Bottom line is that I am surprised by how little interest has been shown by conservative (or libertarian) blogs in the ongoing financial crisis. There seems to be no one in the conservative political blogosphere standing up against these dramatic expansions of government programs and interventions into our markets.

He's right about this. The bailout-and-regulation proposals seem more like payoffs and power-grabs than good policy to me. Anyway, here's a post by Professor Bainbridge that addresses some of these issues. And I love this bit: "bursting of bubbles inevitably leads to 'a kind of speculative frenzy in regulation.'”

We're probably seeing that now.

UPDATE: A hedge-fund reader emails:

Defending free markets and letting risk takers take their lumps is simply outside the realm of polite public discourse these days.

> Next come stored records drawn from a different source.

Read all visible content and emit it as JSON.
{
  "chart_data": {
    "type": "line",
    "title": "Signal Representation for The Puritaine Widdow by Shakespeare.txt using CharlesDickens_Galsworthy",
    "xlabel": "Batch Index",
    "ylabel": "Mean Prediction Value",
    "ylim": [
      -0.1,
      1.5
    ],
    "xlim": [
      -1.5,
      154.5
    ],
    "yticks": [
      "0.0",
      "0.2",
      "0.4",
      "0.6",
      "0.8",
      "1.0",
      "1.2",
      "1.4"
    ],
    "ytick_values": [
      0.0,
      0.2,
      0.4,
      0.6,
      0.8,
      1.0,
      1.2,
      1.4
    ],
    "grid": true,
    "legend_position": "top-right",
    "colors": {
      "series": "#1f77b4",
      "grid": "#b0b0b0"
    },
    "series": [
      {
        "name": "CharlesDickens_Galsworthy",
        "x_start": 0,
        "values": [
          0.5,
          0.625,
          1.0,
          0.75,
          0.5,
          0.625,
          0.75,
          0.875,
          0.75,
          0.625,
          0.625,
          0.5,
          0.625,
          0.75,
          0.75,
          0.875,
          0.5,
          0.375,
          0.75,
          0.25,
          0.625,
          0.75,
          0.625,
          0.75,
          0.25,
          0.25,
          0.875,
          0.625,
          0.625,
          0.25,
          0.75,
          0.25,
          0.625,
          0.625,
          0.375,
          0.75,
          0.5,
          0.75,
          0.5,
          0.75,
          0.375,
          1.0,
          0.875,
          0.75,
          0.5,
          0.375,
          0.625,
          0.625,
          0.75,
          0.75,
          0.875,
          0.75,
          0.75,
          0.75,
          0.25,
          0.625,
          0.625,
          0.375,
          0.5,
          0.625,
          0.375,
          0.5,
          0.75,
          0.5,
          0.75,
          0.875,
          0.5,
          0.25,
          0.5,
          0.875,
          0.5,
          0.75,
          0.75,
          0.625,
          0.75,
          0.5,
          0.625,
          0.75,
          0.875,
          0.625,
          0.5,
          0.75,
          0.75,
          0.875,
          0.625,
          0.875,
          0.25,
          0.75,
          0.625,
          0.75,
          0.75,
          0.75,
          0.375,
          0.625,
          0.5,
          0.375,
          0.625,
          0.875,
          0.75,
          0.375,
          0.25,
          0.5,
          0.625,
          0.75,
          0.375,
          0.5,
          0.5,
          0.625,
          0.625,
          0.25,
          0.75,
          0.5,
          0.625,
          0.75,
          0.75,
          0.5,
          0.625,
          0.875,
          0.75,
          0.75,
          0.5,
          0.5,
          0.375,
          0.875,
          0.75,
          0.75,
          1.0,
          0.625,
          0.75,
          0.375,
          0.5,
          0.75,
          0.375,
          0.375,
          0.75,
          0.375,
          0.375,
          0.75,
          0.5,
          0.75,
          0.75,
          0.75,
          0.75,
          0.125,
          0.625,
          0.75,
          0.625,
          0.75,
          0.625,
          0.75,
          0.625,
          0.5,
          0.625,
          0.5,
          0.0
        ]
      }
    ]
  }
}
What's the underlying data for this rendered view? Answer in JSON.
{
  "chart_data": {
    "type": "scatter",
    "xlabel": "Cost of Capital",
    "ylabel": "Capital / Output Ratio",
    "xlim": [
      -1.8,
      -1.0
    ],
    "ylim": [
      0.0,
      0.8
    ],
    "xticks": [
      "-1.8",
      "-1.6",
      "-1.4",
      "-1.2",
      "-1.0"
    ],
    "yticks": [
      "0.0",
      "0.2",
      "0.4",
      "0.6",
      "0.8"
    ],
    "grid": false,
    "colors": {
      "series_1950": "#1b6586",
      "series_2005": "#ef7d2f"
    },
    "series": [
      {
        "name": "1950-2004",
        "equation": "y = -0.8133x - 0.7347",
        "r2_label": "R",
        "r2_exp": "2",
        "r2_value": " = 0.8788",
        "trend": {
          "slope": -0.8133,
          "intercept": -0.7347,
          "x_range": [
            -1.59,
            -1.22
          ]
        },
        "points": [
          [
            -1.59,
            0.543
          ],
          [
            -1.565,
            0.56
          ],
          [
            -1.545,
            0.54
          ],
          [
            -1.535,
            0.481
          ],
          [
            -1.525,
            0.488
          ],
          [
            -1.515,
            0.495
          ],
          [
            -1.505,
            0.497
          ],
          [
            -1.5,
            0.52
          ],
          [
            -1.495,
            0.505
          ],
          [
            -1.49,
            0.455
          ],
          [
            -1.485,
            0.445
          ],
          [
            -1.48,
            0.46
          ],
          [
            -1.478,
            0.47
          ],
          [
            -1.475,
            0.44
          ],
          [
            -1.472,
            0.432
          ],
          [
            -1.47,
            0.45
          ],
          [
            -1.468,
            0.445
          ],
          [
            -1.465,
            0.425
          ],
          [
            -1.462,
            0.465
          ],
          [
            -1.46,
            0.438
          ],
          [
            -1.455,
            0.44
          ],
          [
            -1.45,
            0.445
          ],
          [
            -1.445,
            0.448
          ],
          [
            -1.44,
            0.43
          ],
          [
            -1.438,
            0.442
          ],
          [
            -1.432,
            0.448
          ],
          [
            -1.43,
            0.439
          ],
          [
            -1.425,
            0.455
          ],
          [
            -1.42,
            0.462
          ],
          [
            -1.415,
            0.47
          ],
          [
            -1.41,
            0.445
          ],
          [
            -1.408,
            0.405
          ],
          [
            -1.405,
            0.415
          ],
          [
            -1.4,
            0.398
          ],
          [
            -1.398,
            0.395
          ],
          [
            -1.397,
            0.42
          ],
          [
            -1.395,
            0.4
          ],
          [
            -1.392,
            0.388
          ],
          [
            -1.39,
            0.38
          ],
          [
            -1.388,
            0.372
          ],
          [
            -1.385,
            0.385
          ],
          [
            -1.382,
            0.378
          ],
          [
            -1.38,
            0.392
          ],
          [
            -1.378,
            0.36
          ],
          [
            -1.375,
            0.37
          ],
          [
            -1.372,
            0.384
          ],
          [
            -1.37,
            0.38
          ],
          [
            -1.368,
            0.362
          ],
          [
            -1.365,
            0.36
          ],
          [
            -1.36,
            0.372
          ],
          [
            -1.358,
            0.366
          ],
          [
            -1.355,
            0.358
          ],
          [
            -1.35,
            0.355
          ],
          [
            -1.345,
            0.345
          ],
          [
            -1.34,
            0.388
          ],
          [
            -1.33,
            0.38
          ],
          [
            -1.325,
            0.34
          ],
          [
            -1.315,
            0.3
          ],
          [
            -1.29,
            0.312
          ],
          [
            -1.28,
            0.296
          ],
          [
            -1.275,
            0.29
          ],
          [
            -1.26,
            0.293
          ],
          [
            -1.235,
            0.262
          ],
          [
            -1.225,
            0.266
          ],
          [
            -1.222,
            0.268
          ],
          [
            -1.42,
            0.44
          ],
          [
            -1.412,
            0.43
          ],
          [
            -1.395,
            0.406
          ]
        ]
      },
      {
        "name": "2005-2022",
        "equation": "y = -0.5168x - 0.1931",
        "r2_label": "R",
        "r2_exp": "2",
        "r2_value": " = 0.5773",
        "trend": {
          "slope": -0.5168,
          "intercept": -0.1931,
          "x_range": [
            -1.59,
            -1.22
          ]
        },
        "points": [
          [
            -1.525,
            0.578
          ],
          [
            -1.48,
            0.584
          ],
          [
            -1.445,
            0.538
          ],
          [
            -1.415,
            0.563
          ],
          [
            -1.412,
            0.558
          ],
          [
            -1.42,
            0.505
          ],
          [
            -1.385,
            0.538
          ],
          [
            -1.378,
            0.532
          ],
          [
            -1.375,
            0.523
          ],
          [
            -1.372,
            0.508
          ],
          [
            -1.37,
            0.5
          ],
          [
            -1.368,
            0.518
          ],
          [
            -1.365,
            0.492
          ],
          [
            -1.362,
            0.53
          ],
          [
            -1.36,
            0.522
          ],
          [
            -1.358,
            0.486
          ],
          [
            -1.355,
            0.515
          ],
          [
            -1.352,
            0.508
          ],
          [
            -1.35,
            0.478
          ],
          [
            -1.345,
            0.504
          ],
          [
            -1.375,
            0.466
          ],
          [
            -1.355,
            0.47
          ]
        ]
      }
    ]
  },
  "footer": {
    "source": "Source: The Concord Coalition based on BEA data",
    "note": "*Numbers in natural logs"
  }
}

Most folks in hedgefundland are seething at the upcoming spin of the regulatory and tax ratchets, but the chattering classes only extol an expansion of the regulatory gobbledygook that got us here.

Bernanke's repeated blinking when confronted with chaos, first during the SocGen debacle in January and recently with Bear Stearns, left laissez faire folks no political cover.

Free market types assume silence is preferable to calling in mortar fire on themselves.

Well, that's a cheerful take. If the folks in hedgefundland are unhappy with what the Chattering Classes are saying, my suggestion is to do something about it. Emailing bloggers is a start, but only a very small one!

And Sean Hackbarth protests that he's been covering this stuff.

MORE: Thanks, Gerard. And it's hard to argue with this: "If They Could Do Math, They Wouldn't Have Been Journalism Majors."